The field is located 20 km offshore Sarawak in water depths of 100 ft. The field, which was discovered in May 1968, fell under the BDO PSC, which was to expire on 31stMarch 2018. A new EOR PSC was signed on 16thJanuary 2012, which extends the expiry date to 2040.
The field structure consists of a 30,000 by 9,000 ft elongated anticline running NE-SW and comprises a series of stacked reservoirs at a depth of 4000 to 9500 ft. The field is considered structurally simple, with a normal growth fault affecting only the deep reservoirs and no other faults visible on 2D seismic or in the wells.
The field reservoirs were deposited some 20-23 million years ago during Cycle V of the late Miocene in a lower coastal plain to coastal environment. The depositional environment of this field is dominated by a sequence of shore-face deposits, which formed 6-11 million years ago during Cycle V of the late Miocene.

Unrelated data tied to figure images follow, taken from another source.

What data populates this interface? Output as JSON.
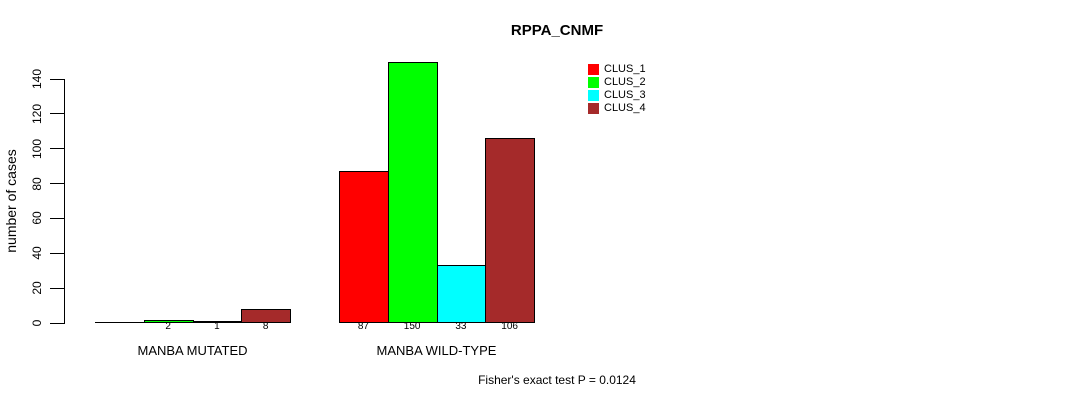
{
  "chart_data": {
    "type": "bar",
    "title": "RPPA_CNMF",
    "ylabel": "number of cases",
    "xlabel": "",
    "ylim": [
      0,
      140
    ],
    "yticks": [
      0,
      20,
      40,
      60,
      80,
      100,
      120,
      140
    ],
    "grid": false,
    "legend_position": "top-right",
    "legend": [
      "CLUS_1",
      "CLUS_2",
      "CLUS_3",
      "CLUS_4"
    ],
    "colors": [
      "#FF0000",
      "#00FF00",
      "#00FFFF",
      "#A52A2A"
    ],
    "groups": [
      {
        "label": "MANBA MUTATED",
        "values": [
          0,
          2,
          1,
          8
        ],
        "bar_labels": [
          "",
          "2",
          "1",
          "8"
        ]
      },
      {
        "label": "MANBA WILD-TYPE",
        "values": [
          87,
          150,
          33,
          106
        ],
        "bar_labels": [
          "87",
          "150",
          "33",
          "106"
        ]
      }
    ],
    "footnote": "Fisher's exact test P = 0.0124"
  }
}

Sands are loosely consolidated, fine to very fine grained and interbedded with layers of silts and clays. Porosity ranges from 14 to 26 % with a field-wide mean of 20%. The permeabilities are in the order of 50 to 3000mD. Net sand thicknesses are less than 30 ft, with most individual sands around 10 ft. The reservoirs are subdivided into three categories (Figure 1):
Shallow Reservoirs at depths of 4000 to 5300 ft, which are characterized by large gas caps and mostly thin oil rims, and are currently considered unfaulted.